I recently watched the HBO version of the story of the Tuskegee Airmen, a work which was much better, actually, than the film Red Tails. There were a lot of “ouch” moments in the film for me, but one particularly painful moment for me came in a scene where a white commanding officer told a black recruit that he was “nothing,” and after he was finished, the recruit was forced to salute.
It made my stomach turn.
Oppression comes in many forms: it may be racial or sexual; it may occur between a parent and child or a husband and wife or between partners. In all cases, oppression appears to be a form of sophisticated and sanctioned bullying, designed to keep the oppressed “in his or her place.” And in assuring that “place,” someone is inevitably humiliated.
A woman, Marissa Alexander, was recently sentenced in Florida to 20 years in prison for firing a warning shot into the air as her husband threatened her with violence. Domestic violence is a form of oppression, and it is humiliating. As is the case with so many cases of oppression, the oppressor in the case of Alexander escaped charges in the incident; he is free while this mother is in jail for trying to protect herself and maintain a sense of dignity.

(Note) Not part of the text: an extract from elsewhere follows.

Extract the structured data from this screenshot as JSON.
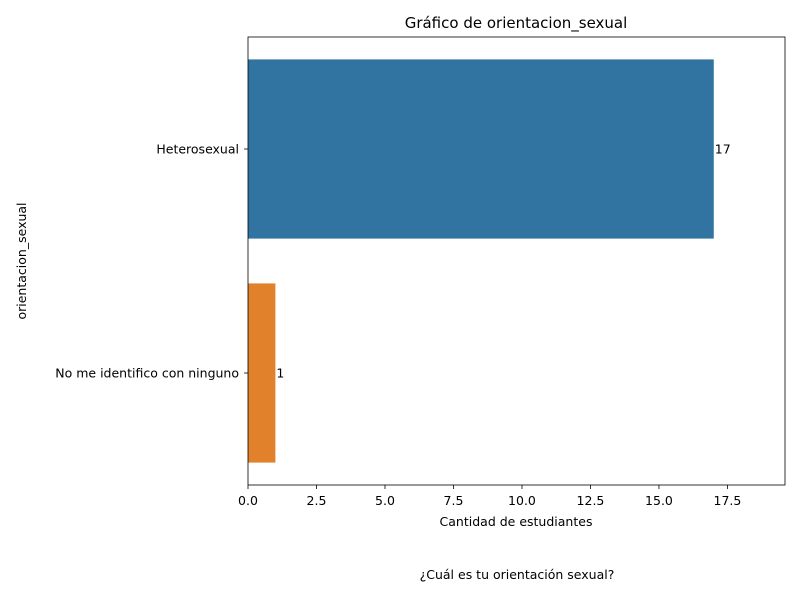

Oppressors have power because their oppression is supported by society; their society-sanctioned bullying is carried out so that they can maintain power, and that power is used not to uplift society but to belittle other individuals, but what people do not seem to understand that individuals can only take so much humiliation before they explode. People have a need, a desire, to be honored and to be treated with dignity, and when that doesn’t happen, after a while, something inside one’s spirit gives out.
In the HBO movie, the recruit who was early on humiliated was punished later for being a show-boat; he was a licensed pilot when he entered the Tuskegee program but was never honored as such. He was treated as a nothing, and so when he had an opportunity to “show his stuff” in a plane, he did so, and was punished by being put out of the program. It was too much. He begged for mercy, to be allowed to stay in the program. He said he’d do anything…but his begging was for naught. In despair, he snapped; he ran impulsively to a plane, got in, and took off on a suicide flight. If he was going to be out of the program, he would be “out” on his own terms. He would NOT go home humiliated, not again.

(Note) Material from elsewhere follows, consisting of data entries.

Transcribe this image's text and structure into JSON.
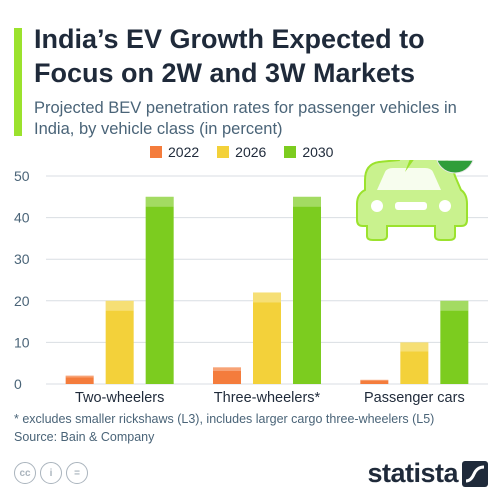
{
  "header": {
    "title": "India’s EV Growth Expected to Focus on 2W and 3W Markets",
    "subtitle": "Projected BEV penetration rates for passenger vehicles in India, by vehicle class (in percent)"
  },
  "colors": {
    "accent": "#9be22d",
    "series_2022": "#f47c3c",
    "series_2026": "#f3d13a",
    "series_2030": "#7ccc1f",
    "grid": "#d9dee3",
    "axis_text": "#4a6478"
  },
  "chart_data": {
    "type": "bar",
    "categories": [
      "Two-wheelers",
      "Three-wheelers*",
      "Passenger cars"
    ],
    "series": [
      {
        "name": "2022",
        "values": [
          2,
          4,
          1
        ]
      },
      {
        "name": "2026",
        "values": [
          20,
          22,
          10
        ]
      },
      {
        "name": "2030",
        "values": [
          45,
          45,
          20
        ]
      }
    ],
    "ylim": [
      0,
      50
    ],
    "yticks": [
      0,
      10,
      20,
      30,
      40,
      50
    ],
    "grid": true,
    "legend_position": "top-center"
  },
  "footer": {
    "footnote": "* excludes smaller rickshaws (L3), includes larger cargo three-wheelers (L5)",
    "source": "Source: Bain & Company",
    "license_icons": [
      "cc-icon",
      "attribution-icon",
      "no-derivatives-icon"
    ],
    "license_glyphs": [
      "cc",
      "i",
      "="
    ],
    "brand": "statista"
  },
  "illustration": {
    "icons": [
      "electric-car-icon",
      "india-flag-icon"
    ]
  }
}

That humiliation builds and then explodes is no surprise. What is troubling, however, is that oppression continues as a force in life, causing far too much despair, far too much humiliation.
Rev. Jesse Jackson said that people only revolt when they are humiliated. Race riots, women finally fighting back against abusive spouses, children exploding because of overbearing parents …all seem to bear out Jackson’s statement. After a while, those who are oppressed say “enough,” and violence ensues.
That’s not a comforting thought…but what it is is a troubling reality.